Those indications were found in a 15th century Brussels manuscript of basses danses(published in 1912 by Ernest Closson) and in notations of similar dances by the dance masters Stribaldi (1517) of Turin, Italy and Arena (1519). They also appeared in Robert Copelande's English translation of a French textbook(1521), in the better known Orchesographie by Thoinot Arbeau (1588) and in John Playford's , The English Dancing Master(1651). Playford added the abstract signs o and ) for men and women. Note: the o has a little dot in it.

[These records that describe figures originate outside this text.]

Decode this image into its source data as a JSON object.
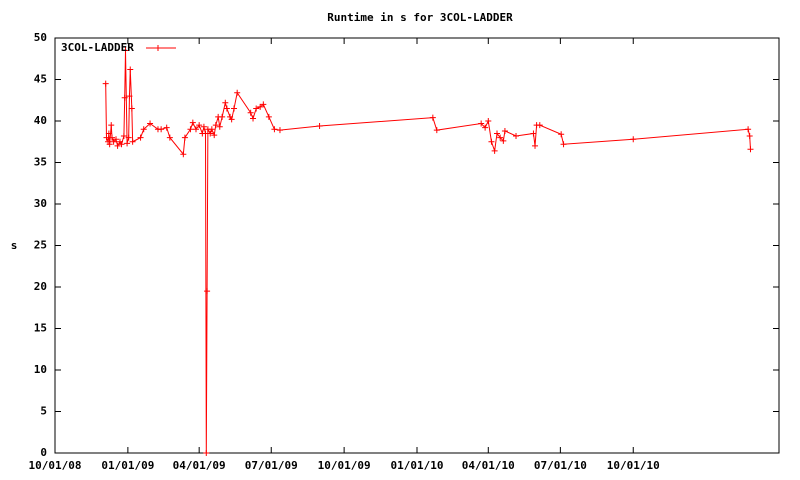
{
  "chart_data": {
    "type": "line",
    "title": "Runtime in s for 3COL-LADDER",
    "y_label": "s",
    "x": [
      "2008-12-04",
      "2008-12-05",
      "2008-12-07",
      "2008-12-08",
      "2008-12-09",
      "2008-12-11",
      "2008-12-12",
      "2008-12-14",
      "2008-12-17",
      "2008-12-19",
      "2008-12-22",
      "2008-12-24",
      "2008-12-27",
      "2008-12-28",
      "2008-12-29",
      "2008-12-31",
      "2009-01-02",
      "2009-01-03",
      "2009-01-04",
      "2009-01-06",
      "2009-01-07",
      "2009-01-17",
      "2009-01-21",
      "2009-01-29",
      "2009-02-08",
      "2009-02-12",
      "2009-02-19",
      "2009-02-23",
      "2009-03-12",
      "2009-03-14",
      "2009-03-21",
      "2009-03-24",
      "2009-03-28",
      "2009-04-01",
      "2009-04-05",
      "2009-04-07",
      "2009-04-09",
      "2009-04-10",
      "2009-04-11",
      "2009-04-12",
      "2009-04-15",
      "2009-04-17",
      "2009-04-20",
      "2009-04-22",
      "2009-04-25",
      "2009-04-27",
      "2009-04-30",
      "2009-05-04",
      "2009-05-06",
      "2009-05-10",
      "2009-05-12",
      "2009-05-15",
      "2009-05-19",
      "2009-06-05",
      "2009-06-08",
      "2009-06-12",
      "2009-06-17",
      "2009-06-21",
      "2009-06-28",
      "2009-07-05",
      "2009-07-12",
      "2009-08-31",
      "2010-01-21",
      "2010-01-26",
      "2010-03-23",
      "2010-03-28",
      "2010-04-01",
      "2010-04-05",
      "2010-04-09",
      "2010-04-12",
      "2010-04-16",
      "2010-04-20",
      "2010-04-22",
      "2010-05-06",
      "2010-05-28",
      "2010-05-30",
      "2010-06-01",
      "2010-06-05",
      "2010-07-02",
      "2010-07-05",
      "2010-10-01",
      "2011-02-23",
      "2011-02-25",
      "2011-02-26"
    ],
    "series": [
      {
        "name": "3COL-LADDER",
        "color": "#ff0000",
        "values": [
          44.5,
          38,
          37.5,
          38.5,
          37.2,
          39.5,
          38,
          37.5,
          37.8,
          37,
          37.5,
          37.2,
          38.2,
          42.8,
          48.5,
          37.3,
          38,
          43,
          46.2,
          41.5,
          37.5,
          38,
          39,
          39.7,
          39,
          39,
          39.2,
          38,
          36,
          38,
          39,
          39.8,
          39,
          39.5,
          38.5,
          39.3,
          38.5,
          0,
          19.5,
          39,
          38.5,
          39,
          38.3,
          39.5,
          40.5,
          39.3,
          40.5,
          42.2,
          41.5,
          40.5,
          40.2,
          41.5,
          43.4,
          41,
          40.3,
          41.5,
          41.7,
          42,
          40.5,
          39,
          38.9,
          39.4,
          40.4,
          38.9,
          39.7,
          39.2,
          40,
          37.5,
          36.4,
          38.5,
          38,
          37.6,
          38.8,
          38.2,
          38.5,
          37,
          39.5,
          39.5,
          38.4,
          37.2,
          37.8,
          39,
          38.2,
          36.6
        ]
      }
    ],
    "xlim": [
      "2008-10-01",
      "2011-04-03"
    ],
    "xticks": [
      {
        "value": "2008-10-01",
        "label": "10/01/08"
      },
      {
        "value": "2009-01-01",
        "label": "01/01/09"
      },
      {
        "value": "2009-04-01",
        "label": "04/01/09"
      },
      {
        "value": "2009-07-01",
        "label": "07/01/09"
      },
      {
        "value": "2009-10-01",
        "label": "10/01/09"
      },
      {
        "value": "2010-01-01",
        "label": "01/01/10"
      },
      {
        "value": "2010-04-01",
        "label": "04/01/10"
      },
      {
        "value": "2010-07-01",
        "label": "07/01/10"
      },
      {
        "value": "2010-10-01",
        "label": "10/01/10"
      }
    ],
    "ylim": [
      0,
      50
    ],
    "yticks": [
      0,
      5,
      10,
      15,
      20,
      25,
      30,
      35,
      40,
      45,
      50
    ],
    "legend": "top-left"
  }
}
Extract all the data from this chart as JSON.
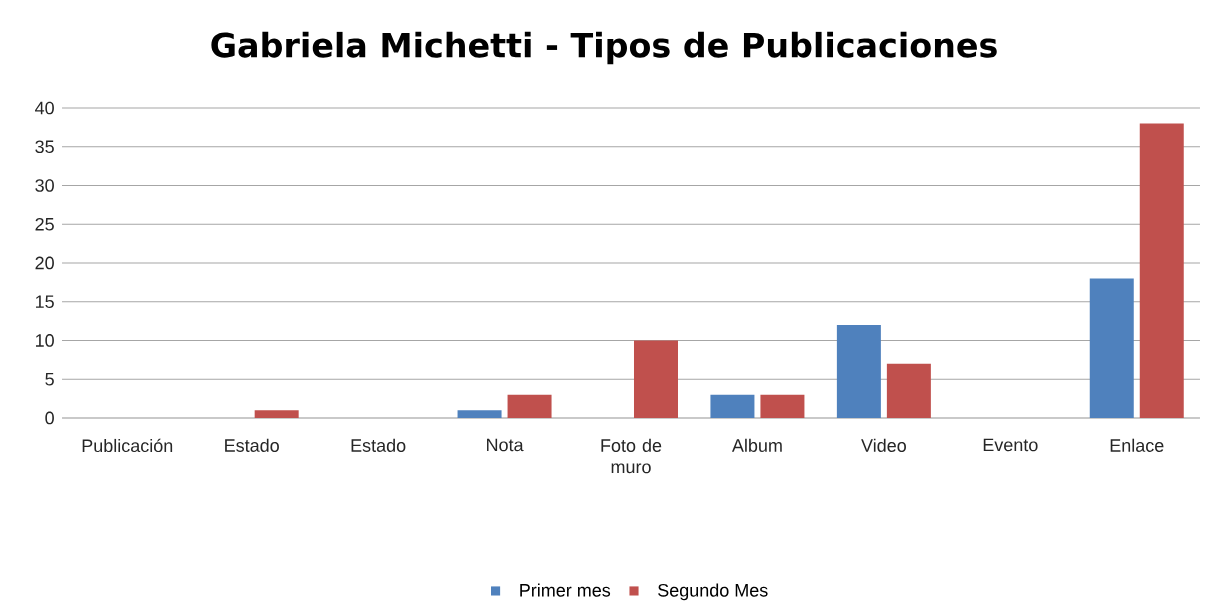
{
  "chart_data": {
    "type": "bar",
    "title": "Gabriela Michetti - Tipos de Publicaciones",
    "categories": [
      "Publicación",
      "Estado",
      "Estado",
      "Nota",
      "Foto de muro",
      "Album",
      "Video",
      "Evento",
      "Enlace"
    ],
    "series": [
      {
        "name": "Primer mes",
        "color": "#4f81bd",
        "values": [
          0,
          0,
          0,
          1,
          0,
          3,
          12,
          0,
          18
        ]
      },
      {
        "name": "Segundo Mes",
        "color": "#c0504d",
        "values": [
          0,
          1,
          0,
          3,
          10,
          3,
          7,
          0,
          38
        ]
      }
    ],
    "ylim": [
      0,
      40
    ],
    "yticks": [
      0,
      5,
      10,
      15,
      20,
      25,
      30,
      35,
      40
    ],
    "grid": "y",
    "legend": "bottom"
  }
}
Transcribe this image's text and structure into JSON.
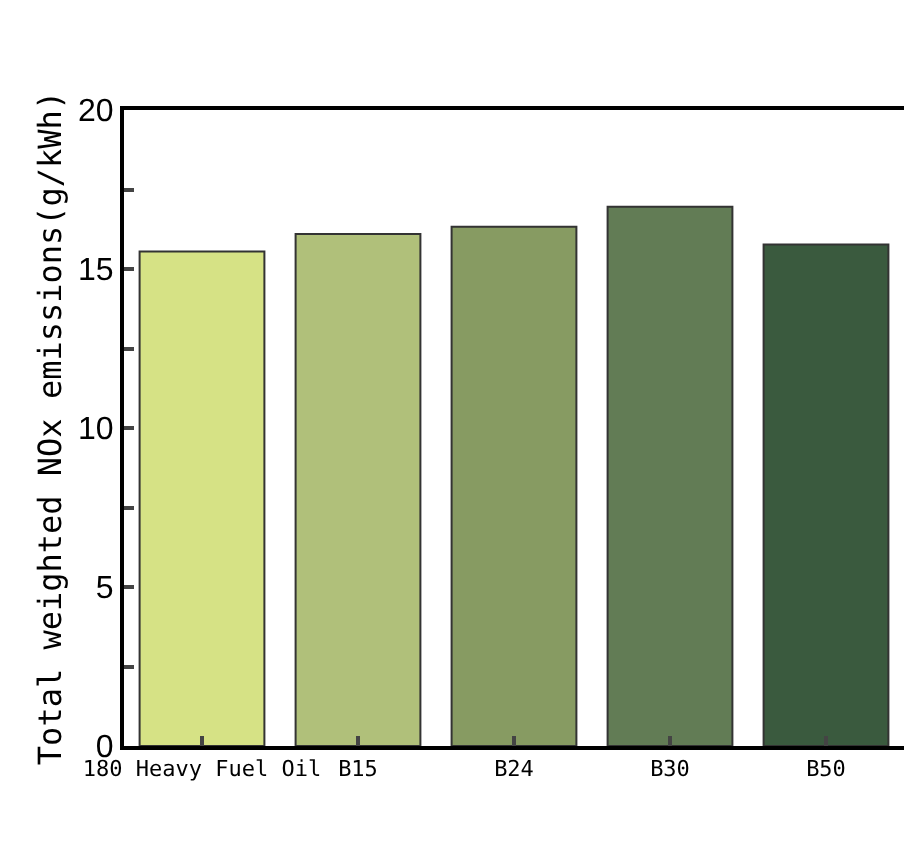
{
  "chart_data": {
    "type": "bar",
    "ylabel": "Total weighted NOx emissions(g/kWh)",
    "categories": [
      "180 Heavy Fuel Oil",
      "B15",
      "B24",
      "B30",
      "B50"
    ],
    "values": [
      15.55,
      16.1,
      16.33,
      16.96,
      15.77
    ],
    "colors": [
      "#d6e285",
      "#b0c07a",
      "#879b62",
      "#627c55",
      "#3a5a3e"
    ],
    "ylim": [
      0,
      20
    ],
    "yticks": [
      0,
      {
        "value": 2.5,
        "label": null
      },
      5,
      {
        "value": 7.5,
        "label": null
      },
      10,
      {
        "value": 12.5,
        "label": null
      },
      15,
      {
        "value": 17.5,
        "label": null
      },
      20
    ]
  }
}
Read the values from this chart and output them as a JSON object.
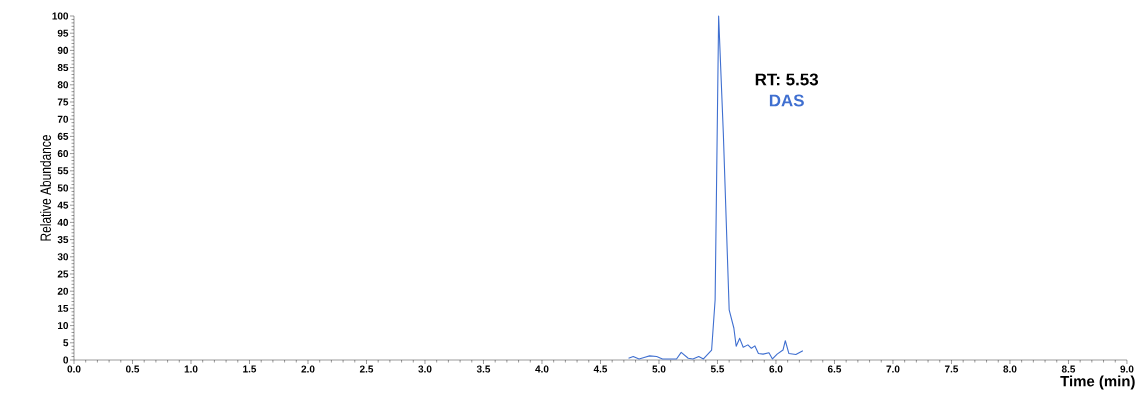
{
  "chart_data": {
    "type": "line",
    "xlabel": "Time (min)",
    "ylabel": "Relative Abundance",
    "annotations": [
      "RT: 5.53"
    ],
    "xlim": [
      0,
      9
    ],
    "xticks": [
      {
        "value": 0,
        "label": "0.0"
      },
      {
        "value": 0.5,
        "label": "0.5"
      },
      {
        "value": 1,
        "label": "1.0"
      },
      {
        "value": 1.5,
        "label": "1.5"
      },
      {
        "value": 2,
        "label": "2.0"
      },
      {
        "value": 2.5,
        "label": "2.5"
      },
      {
        "value": 3,
        "label": "3.0"
      },
      {
        "value": 3.5,
        "label": "3.5"
      },
      {
        "value": 4,
        "label": "4.0"
      },
      {
        "value": 4.5,
        "label": "4.5"
      },
      {
        "value": 5,
        "label": "5.0"
      },
      {
        "value": 5.5,
        "label": "5.5"
      },
      {
        "value": 6,
        "label": "6.0"
      },
      {
        "value": 6.5,
        "label": "6.5"
      },
      {
        "value": 7,
        "label": "7.0"
      },
      {
        "value": 7.5,
        "label": "7.5"
      },
      {
        "value": 8,
        "label": "8.0"
      },
      {
        "value": 8.5,
        "label": "8.5"
      },
      {
        "value": 9,
        "label": "9.0"
      }
    ],
    "ylim": [
      0,
      100
    ],
    "yticks": [
      0,
      5,
      10,
      15,
      20,
      25,
      30,
      35,
      40,
      45,
      50,
      55,
      60,
      65,
      70,
      75,
      80,
      85,
      90,
      95,
      100
    ],
    "grid": false,
    "legend": false,
    "marker": "none",
    "line_style": "solid",
    "series": [
      {
        "name": "DAS",
        "color": "#3f6fd0",
        "x": [
          4.74,
          4.78,
          4.83,
          4.88,
          4.92,
          4.98,
          5.03,
          5.15,
          5.19,
          5.25,
          5.29,
          5.34,
          5.38,
          5.45,
          5.48,
          5.51,
          5.55,
          5.6,
          5.64,
          5.66,
          5.69,
          5.72,
          5.76,
          5.79,
          5.82,
          5.85,
          5.89,
          5.94,
          5.97,
          6.01,
          6.06,
          6.08,
          6.11,
          6.17,
          6.23
        ],
        "values": [
          0.5,
          1.0,
          0.3,
          0.8,
          1.2,
          1.0,
          0.3,
          0.3,
          2.2,
          0.5,
          0.3,
          1.0,
          0.3,
          2.9,
          17.5,
          100,
          66,
          14.6,
          9.3,
          4.0,
          6.3,
          3.7,
          4.4,
          3.4,
          4.1,
          1.9,
          1.7,
          2.1,
          0.3,
          1.7,
          2.9,
          5.6,
          1.9,
          1.6,
          2.7
        ]
      }
    ]
  }
}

BEAUCHAMP -FEUILLET SYSTEM
In 1666, by an act of the French Parliament, Beauchamp, who is credited with being the first to classify the basic forms and steps of dancing was also recognized as the inventor of a dance notation. This was published in 1700 by Raoul Auger Feulliet under the title of Choreographie ou l'art de decrire la danse. Famous ballet masters of the period: Jean Phillipe Rameau, Louis Fecourt, Sieur Isaac d'Orleans; Kelloun Tomlinson and others, have left an indelible and impressive legacy of sarabands, minuets, rigadoons, passacaglias, chaconnes, louvres, galliards, bources, gigues( jigs) and other dances recorded in the Beauchamp -Feuillet System of notation. They faithfully included an explanation of the system which enables us to study this dances in their original forms.
LATER SYSTEMS
Although, dancing masters in London, Paris, Leipzig and Madrid, used this system, it's use was short-lived. A century later, Arthur Saint-Leon in Paris devised a system based on drawing miniature skeletal figures of dance positions. This system was developed and published in 1887 by Friedrich Albert Zorn, teacher of dancing at the Imperial Russian Richelieu -Gymnesium in Odessa. Benhard Klemm of Leipzig (1885) and V.J Steppanoff of St.Petersburg (1892), contributed to the impractical clutter by adapting music notes to represent movement.
A number of twentieth century choreographers have attempted to devise a movement notation but even the best known among them- Margaret Morris (1928) and Rudolf and Joan Benesh (1956) all of London, and Eugene Loring of California (1955)- adhered to combinations of symbols based on earlier unsuccessful systems. The astute attempts made by Noah Eshkoal and Abraham Wachmann of London (1958) and Gertrude Kurath of Ann Arbor, Michigan (1950) were valuable contributions to the understanding of the problems of dance movement recording, of an instrument as complex as the human body.